Behind him came Sebastian Vettel, cursed throughout the weekend but touched by luck and a few cars on the way to a fifth-place finish. The German lined up on the grid in 18th after taking a few penalties, then coursed through the field in a Ferrari that is clearly faster than it was a couple of weeks ago. He did have his moments, like when he tried to make a hasty pass on Fernando Alonso in a clearly inferior McLaren at the final chicane and had to use the runoff, and another wacky chicane moment with Nico Hulkenberg that saw both cars diverging to the runoffs on either side of the track, but he showed what the new Ferrari engine can do with the drive of the day.
Felipe Massa crossed the line in sixth after his own drive through the ranks, the Brazilian having started in 17th, just ahead of Vettel, due to engine turbo woes in qualifying. He drove a clean race, had a brilliant bit of side-by-side cornering with Sauber's Marcus Ericsson in the opening stint, and did his part to show that Williams can still make some noise in the Constructor's Championship fight.
Pastor Maldonado, who we don't normally get to talk about at this end of the race, finished in seventh and delivered some much-needed and much-deserved points to Lotus. In spite of all the cars swapping places in the thick part of the top ten, the Venezuelan kept it fast and fair, his biggest incident coming when Vettel passed him at the chicane and he took the escape road. We'd like to see more of this guy.

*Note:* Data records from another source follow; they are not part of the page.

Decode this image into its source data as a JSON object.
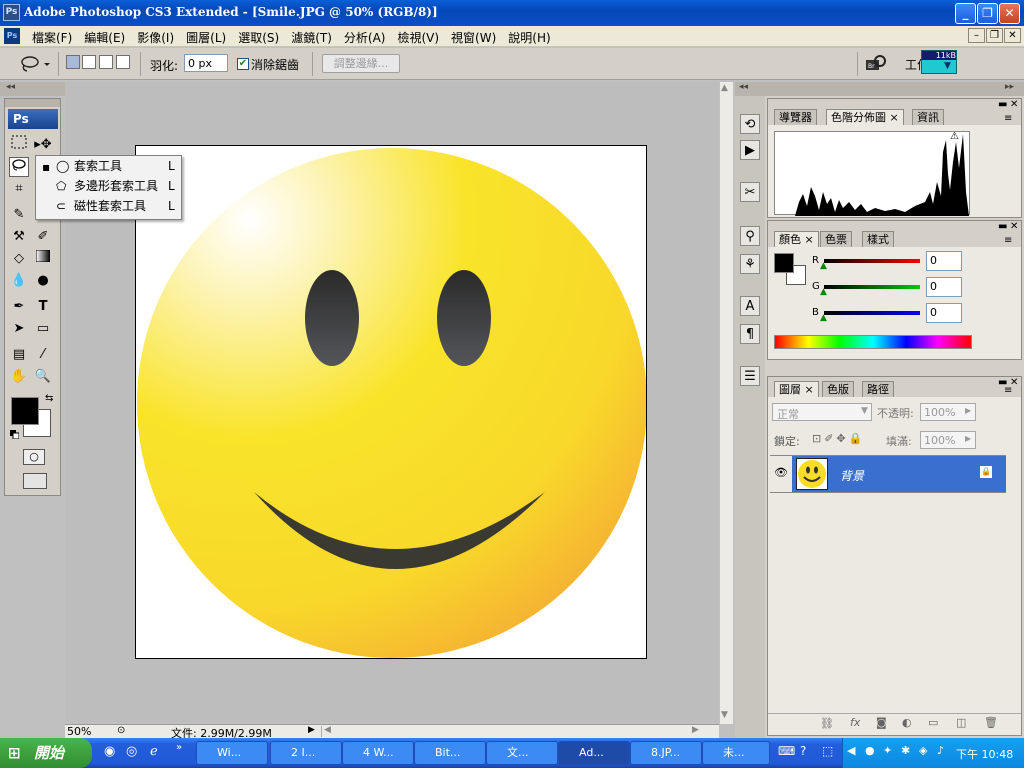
{
  "window": {
    "title": "Adobe Photoshop CS3 Extended - [Smile.JPG @ 50% (RGB/8)]",
    "app_icon_text": "Ps",
    "buttons": [
      "_",
      "❐",
      "✕"
    ]
  },
  "menu": {
    "items": [
      "檔案(F)",
      "編輯(E)",
      "影像(I)",
      "圖層(L)",
      "選取(S)",
      "濾鏡(T)",
      "分析(A)",
      "檢視(V)",
      "視窗(W)",
      "說明(H)"
    ],
    "mdi_buttons": [
      "–",
      "❐",
      "✕"
    ]
  },
  "options": {
    "feather_label": "羽化:",
    "feather_value": "0 px",
    "antialias_label": "消除鋸齒",
    "antialias_checked": true,
    "refine_edge_label": "調整邊緣...",
    "workspace_label": "工作區",
    "kb_badge": "11kB"
  },
  "toolbox": {
    "logo": "Ps"
  },
  "flyout": {
    "items": [
      {
        "label": "套索工具",
        "key": "L",
        "selected": true
      },
      {
        "label": "多邊形套索工具",
        "key": "L",
        "selected": false
      },
      {
        "label": "磁性套索工具",
        "key": "L",
        "selected": false
      }
    ]
  },
  "status": {
    "zoom": "50%",
    "file_info": "文件: 2.99M/2.99M"
  },
  "panels": {
    "navigator_tabs": [
      {
        "label": "導覽器",
        "active": false
      },
      {
        "label": "色階分佈圖",
        "active": true
      },
      {
        "label": "資訊",
        "active": false
      }
    ],
    "color_tabs": [
      {
        "label": "顏色",
        "active": true
      },
      {
        "label": "色票",
        "active": false
      },
      {
        "label": "樣式",
        "active": false
      }
    ],
    "color": {
      "r_label": "R",
      "r_value": "0",
      "g_label": "G",
      "g_value": "0",
      "b_label": "B",
      "b_value": "0"
    },
    "layers_tabs": [
      {
        "label": "圖層",
        "active": true
      },
      {
        "label": "色版",
        "active": false
      },
      {
        "label": "路徑",
        "active": false
      }
    ],
    "layers": {
      "blend_mode": "正常",
      "opacity_label": "不透明:",
      "opacity_value": "100%",
      "lock_label": "鎖定:",
      "fill_label": "填滿:",
      "fill_value": "100%",
      "layer_name": "背景"
    }
  },
  "taskbar": {
    "start_label": "開始",
    "tasks": [
      {
        "label": "Wi...",
        "active": false
      },
      {
        "label": "2 I...",
        "active": false
      },
      {
        "label": "4 W...",
        "active": false
      },
      {
        "label": "Bit...",
        "active": false
      },
      {
        "label": "文...",
        "active": false
      },
      {
        "label": "Ad...",
        "active": true
      },
      {
        "label": "8.JP...",
        "active": false
      },
      {
        "label": "未...",
        "active": false
      }
    ],
    "clock": "下午 10:48"
  },
  "colors": {
    "title_blue": "#0a5fd8",
    "smiley_yellow": "#f9e020",
    "layer_selected": "#3a6fd0"
  }
}
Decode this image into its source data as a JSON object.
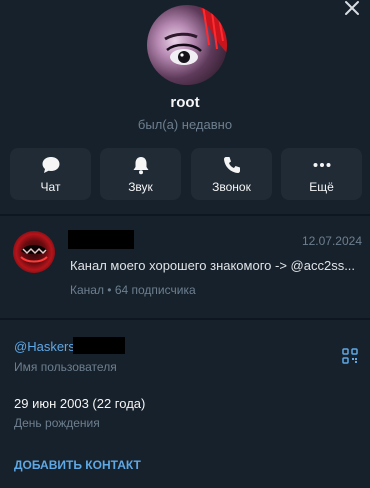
{
  "profile": {
    "name": "root",
    "status": "был(а) недавно"
  },
  "actions": [
    {
      "label": "Чат",
      "icon": "chat-bubble-icon"
    },
    {
      "label": "Звук",
      "icon": "bell-icon"
    },
    {
      "label": "Звонок",
      "icon": "phone-icon"
    },
    {
      "label": "Ещё",
      "icon": "more-dots-icon"
    }
  ],
  "channel": {
    "date": "12.07.2024",
    "description": "Канал моего хорошего знакомого -> @acc2ss...",
    "meta": "Канал • 64 подписчика"
  },
  "info": {
    "username": "@Haskers",
    "username_label": "Имя пользователя",
    "birthday": "29 июн 2003 (22 года)",
    "birthday_label": "День рождения"
  },
  "add_contact": "ДОБАВИТЬ КОНТАКТ",
  "colors": {
    "background": "#17212b",
    "separator": "#0e1621",
    "button": "#202b36",
    "accent": "#5ea8e6",
    "muted": "#6d7f8f"
  }
}
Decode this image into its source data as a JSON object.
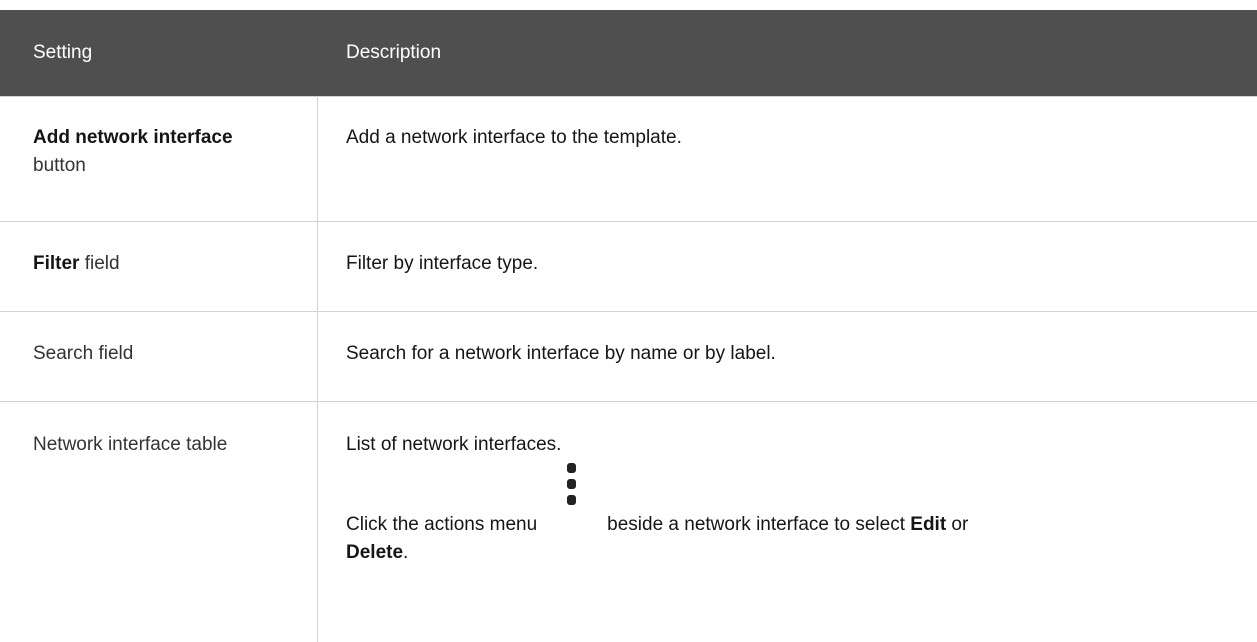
{
  "table": {
    "headers": {
      "setting": "Setting",
      "description": "Description"
    },
    "rows": [
      {
        "setting_bold": "Add network interface",
        "setting_rest": "button",
        "description": "Add a network interface to the template."
      },
      {
        "setting_bold": "Filter",
        "setting_rest": " field",
        "description": "Filter by interface type."
      },
      {
        "setting": "Search field",
        "description": "Search for a network interface by name or by label."
      },
      {
        "setting": "Network interface table",
        "description": "List of network interfaces.",
        "action_text_before": "Click the actions menu",
        "action_icon": "kebab-vertical-icon",
        "action_text_after": "beside a network interface to select ",
        "action_edit": "Edit",
        "action_or": " or",
        "action_delete": "Delete",
        "action_period": "."
      }
    ]
  }
}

Hulkenberg flattered his Force India with an eighth-place finish, ahead of Daniil Kvyat in the Red Bull in ninth. Romain Grosjean brought the second Lotus home in tenth, a lucky result considering he had a moment that reminded us of 2012 Grosjean: he misjudged his pass on a Manor just before the final chicane and pulled over – into the slowest car in the race – earning an immediate puncture as he shredded the Manor's front wing. Then he made it worse by protesting that Manor driver Roberto Mehri "hit me!" The stewards saw it differently, giving him a five-second time penalty at the end of the race and two points on his superlicense.
Hamilton's win puts him 17 points clear of his teammate, with 151 points compared to Rosberg's 134. Vettel is the only other driver in triple digits with 108 points. Mercedes walked off with another maximum haul in the Constructor's race and is now at 285 points, followed by Ferrari with 180 and Williams with 104.
The next race is in two weeks in Austria, where we're told a number of teams that aren't Mercedes-AMG Petronas will be bringing big upgrades. Even if they don't do much to blunt the front of the order, we hope they keep things feisty in the pack. We'll see you then.